If I had to express the essence of wildflower honey in one word, I couldn’t find a better adjective than hospitable. in fact, while monofloral honeys express the territorial predominance of a bloom and the uniqueness of a specific nectar, multi-flower honey tells the intertwining of the different blooms that embody the many souls of the same place. Hospitality means mixing, multiplicity, diversity. It would be a big mistake to consider this characteristic of the wildflower as a negative element, something that makes this honey a product of lower quality than monofloral honeys, a honey – as some say – ‘common’ and ‘ordinary’. First of all, honey – if it really is honey – is anything but ordinary.
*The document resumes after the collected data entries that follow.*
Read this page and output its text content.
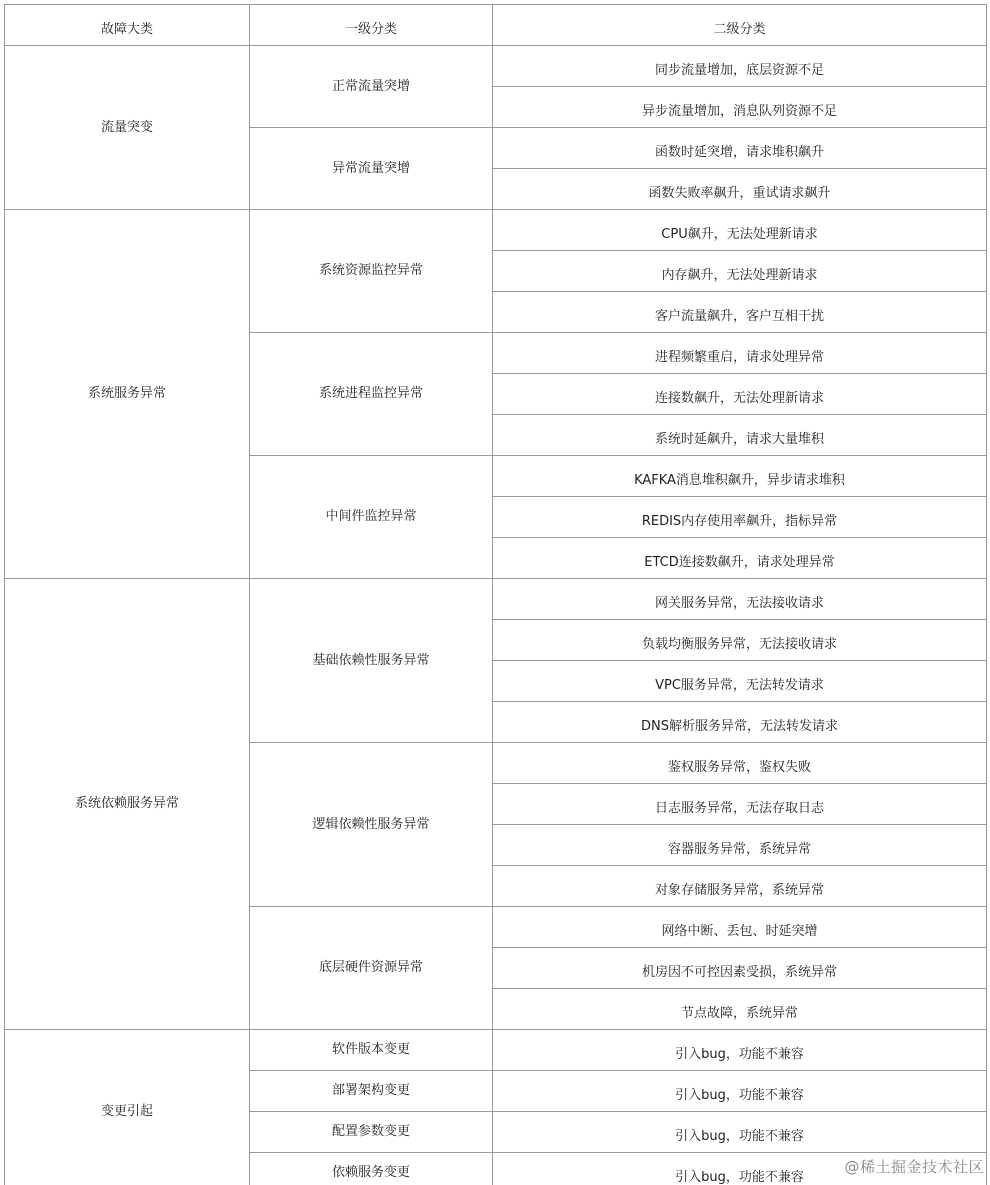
故障大类	一级分类	二级分类
流量突变	正常流量突增	同步流量增加，底层资源不足
		异步流量增加，消息队列资源不足
	异常流量突增	函数时延突增，请求堆积飙升
		函数失败率飙升，重试请求飙升
系统服务异常	系统资源监控异常	CPU飙升，无法处理新请求
		内存飙升，无法处理新请求
		客户流量飙升，客户互相干扰
	系统进程监控异常	进程频繁重启，请求处理异常
		连接数飙升，无法处理新请求
		系统时延飙升，请求大量堆积
	中间件监控异常	KAFKA消息堆积飙升，异步请求堆积
		REDIS内存使用率飙升，指标异常
		ETCD连接数飙升，请求处理异常
系统依赖服务异常	基础依赖性服务异常	网关服务异常，无法接收请求
		负载均衡服务异常，无法接收请求
		VPC服务异常，无法转发请求
		DNS解析服务异常，无法转发请求
	逻辑依赖性服务异常	鉴权服务异常，鉴权失败
		日志服务异常，无法存取日志
		容器服务异常，系统异常
		对象存储服务异常，系统异常
	底层硬件资源异常	网络中断、丢包、时延突增
		机房因不可控因素受损，系统异常
		节点故障，系统异常
变更引起	软件版本变更	引入bug，功能不兼容
	部署架构变更	引入bug，功能不兼容
	配置参数变更	引入bug，功能不兼容
	依赖服务变更	引入bug，功能不兼容
@稀土掘金技术社区
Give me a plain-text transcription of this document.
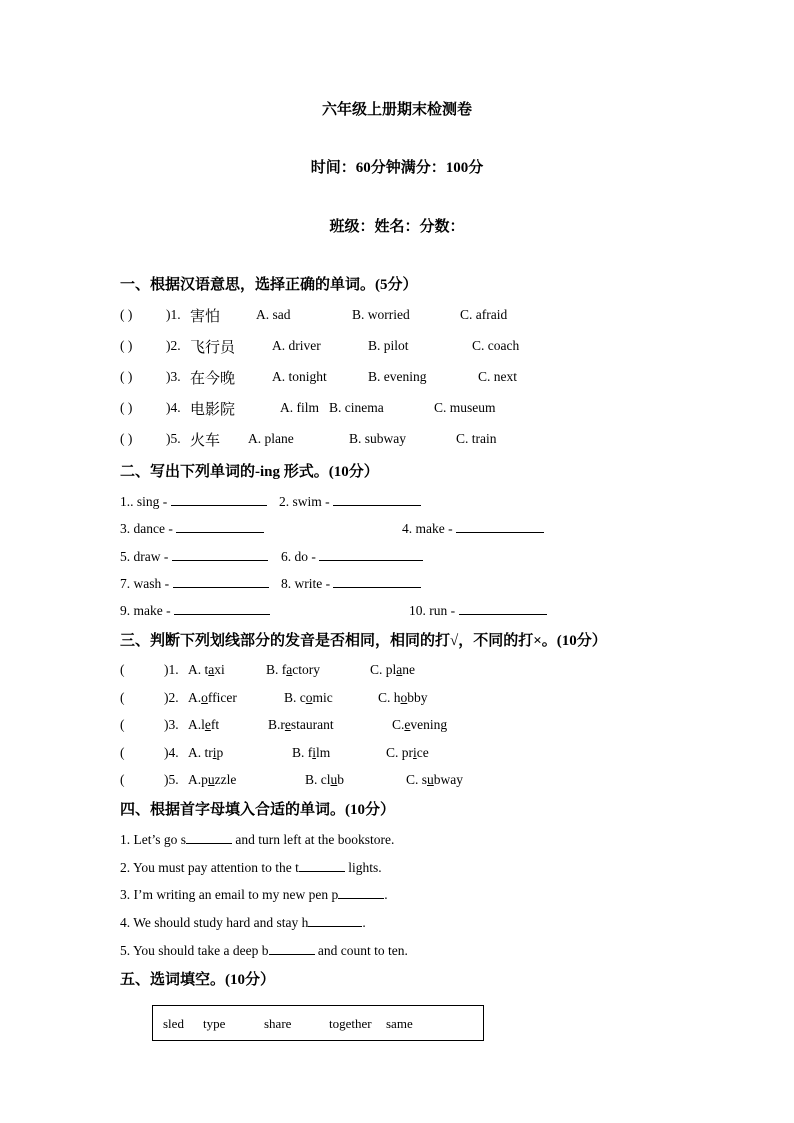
六年级上册期末检测卷
时间：60分钟满分：100分
班级：姓名：分数：
一、根据汉语意思，选择正确的单词。(5分）
( ) )1. 害怕	A. sad	B. worried	C. afraid
( ) )2. 飞行员	A. driver	B. pilot	C. coach
( ) )3. 在今晚	A. tonight	B. evening	C. next
( ) )4. 电影院	A. film B. cinema	C. museum
( ) )5. 火车 A. plane	B. subway	C. train
二、写出下列单词的-ing 形式。(10分）
1.. sing -	2. swim -
3. dance -	4. make -
5. draw -	6. do -
7. wash -	8. write -
9. make -	10. run -
三、判断下列划线部分的发音是否相同，相同的打√，不同的打×。(10分）
(	)1. A. taxi	B. factory	C. plane
(	)2. A.officer	B. comic	C. hobby
(	)3. A.left	B.restaurant	C.evening
(	)4. A. trip	B. film	C. price
(	)5. A.puzzle	B. club	C. subway
四、根据首字母填入合适的单词。(10分）
1. Let’s go s	and turn left at the bookstore.
2. You must pay attention to the t	lights.
3. I’m writing an email to my new pen p	.
4. We should study hard and stay h	.
5. You should take a deep b	and count to ten.
五、选词填空。(10分）
sled type	share	together same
And if it is a great multi-flower honey it can only be unique like the endless possibility of combinations between nectars of different origins. A honey, in short, made totally according to the chef’s ‘taste’ (which would be bees), or almost… No wildflower is ever identical to another. And if we consider all the possible combinations of the plants that are part of it, it is almost impossible to determine precise and recurring characteristics that a multi-flower should have. The breadth of aroma and perfume is an essential touch of the millefiori; with its different floral notes, its ‘spacing’ and its unexpected aftertastes, it is certainly a honey that never leaves you indifferent.